Brendan: No, not at all. It’s actually funny, especially Stranger
Things is more paranormal. I want to prepare people in case they read this and
they’re like, “Oh I got to look at Mike Dash’s books.” Are you also
the Mike Dash who is apparently a paranormal investigator?
Mike: I am. Yeah. That sounds weird maybe at first glance, but
it isn’t really because two things. Firstly, the stuff that interests me in
both these fields is the really obscure oddities of human behavior. I’ve always
thought as a historian that it’s the extreme stories that tell us most about
what it is to be human, and fundamentally the stuff I do in what’s called the fortune
area, which you call strange phenomena, is similar. The one thing I would
stress to people out there is that although when I was maybe 10 or 11 I took a
lot of this stuff a bit more seriously, now I’m fairly … Because I research
this stuff and because I understand as a historian maybe a bit about humans as
well, I’m interested in it more from the socio cultural point of view. In other
words, why are people interested in, and tell, and claim these amazing things
rather than literally believing stuff. And one of the curious things about this
actually, and it’s something you can try on people, is that more than even most
history this subject comes laden with a gigantic vast quantity of presumption.
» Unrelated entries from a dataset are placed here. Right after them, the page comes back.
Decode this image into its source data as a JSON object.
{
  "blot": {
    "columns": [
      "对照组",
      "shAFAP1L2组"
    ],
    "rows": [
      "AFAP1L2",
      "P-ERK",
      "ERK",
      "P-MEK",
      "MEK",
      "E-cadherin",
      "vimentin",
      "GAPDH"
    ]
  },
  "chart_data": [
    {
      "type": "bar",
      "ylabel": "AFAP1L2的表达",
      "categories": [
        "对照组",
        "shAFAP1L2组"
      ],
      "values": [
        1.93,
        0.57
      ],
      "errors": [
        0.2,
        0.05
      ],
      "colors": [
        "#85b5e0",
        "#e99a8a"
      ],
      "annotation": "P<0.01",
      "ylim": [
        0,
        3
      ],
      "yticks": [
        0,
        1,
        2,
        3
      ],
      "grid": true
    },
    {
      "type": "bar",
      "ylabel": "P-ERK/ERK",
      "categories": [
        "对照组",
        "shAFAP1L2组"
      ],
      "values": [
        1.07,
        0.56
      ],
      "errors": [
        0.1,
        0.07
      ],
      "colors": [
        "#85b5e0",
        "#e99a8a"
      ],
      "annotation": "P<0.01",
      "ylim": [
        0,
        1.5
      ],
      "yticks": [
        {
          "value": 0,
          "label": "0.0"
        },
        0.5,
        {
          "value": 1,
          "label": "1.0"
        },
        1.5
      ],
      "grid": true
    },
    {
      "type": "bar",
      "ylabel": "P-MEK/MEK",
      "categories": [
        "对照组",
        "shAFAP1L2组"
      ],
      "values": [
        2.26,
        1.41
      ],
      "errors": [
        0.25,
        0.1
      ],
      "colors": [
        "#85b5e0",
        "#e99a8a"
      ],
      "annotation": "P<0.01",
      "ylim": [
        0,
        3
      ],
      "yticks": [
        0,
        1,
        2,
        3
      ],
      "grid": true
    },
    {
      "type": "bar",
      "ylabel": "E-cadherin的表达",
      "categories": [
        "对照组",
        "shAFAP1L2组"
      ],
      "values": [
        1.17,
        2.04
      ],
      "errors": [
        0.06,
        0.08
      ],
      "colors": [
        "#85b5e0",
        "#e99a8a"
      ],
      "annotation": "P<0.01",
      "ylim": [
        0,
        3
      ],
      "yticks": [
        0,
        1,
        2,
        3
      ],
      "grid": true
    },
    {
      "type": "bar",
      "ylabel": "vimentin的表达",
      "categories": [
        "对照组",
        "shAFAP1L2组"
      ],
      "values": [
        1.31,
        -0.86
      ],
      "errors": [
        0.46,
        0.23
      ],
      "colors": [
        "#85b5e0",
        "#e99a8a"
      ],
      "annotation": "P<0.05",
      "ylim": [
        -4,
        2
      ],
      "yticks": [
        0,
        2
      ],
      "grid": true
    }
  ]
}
Mike: So, someone will say to you, “Do you believe in UFO’S?”
What they mean by that question is, “Do you believe we are being visited
by aliens?” They say, “Do you believe in ghosts?” Well what they
mean by that, “Do you believe that the spirit of the dead can survive
death, and remain on the Earth, and be seen by us?” People report this
stuff. They do see it. They do interact with it. That doesn’t have to mean that
there are spirits of the dead or alien spacecrafts out there. Most of this
stuff is coming from inside their own heads, but that doesn’t make it any less
interesting to me.
Brendan: And I think it’s probably easier when you’re in London,
we’re Americans, we think that the entire island is just ghosts and graves
because it sounds like every time you guys tear up a street or something you
find out that there’s a King underneath it or something.
Mike: Pretty much, yes.
Brendan: So, it’s very interesting to see how that would be. And
then you also were just talking about Cricket. It’s very funny, I was thinking
about my first fear for actually this interview was looking up and seeing
you’re from Wales, is I met a few people from Wales and sometimes I can’t
understand a word that they say.
Mike: My parents moved away from Wales before I was born so I
have the very unthick Welsh accent that you can hear. I have a Southern English
accent in fact, so probably more intelligible. I’m glad to see that point of
view.
Brendan: Yes, I definitely got a good 90% of the words you’ve said
this entire time so I think we’re on solid ground here.
Mike: Excellent.
Brendan: But it was very funny you saying the whole Cricket ending
in a tie and I just, with my American brain, it just immediately broke it, I’m
like, “Ties shouldn’t happen.” We don’t believe in ties over here.
Mike: Exactly. That’s one of the things about our two cultures. I guess you’re right. Yes.
Thanks so much to Mike for his time. Hope you enjoyed this, nerds!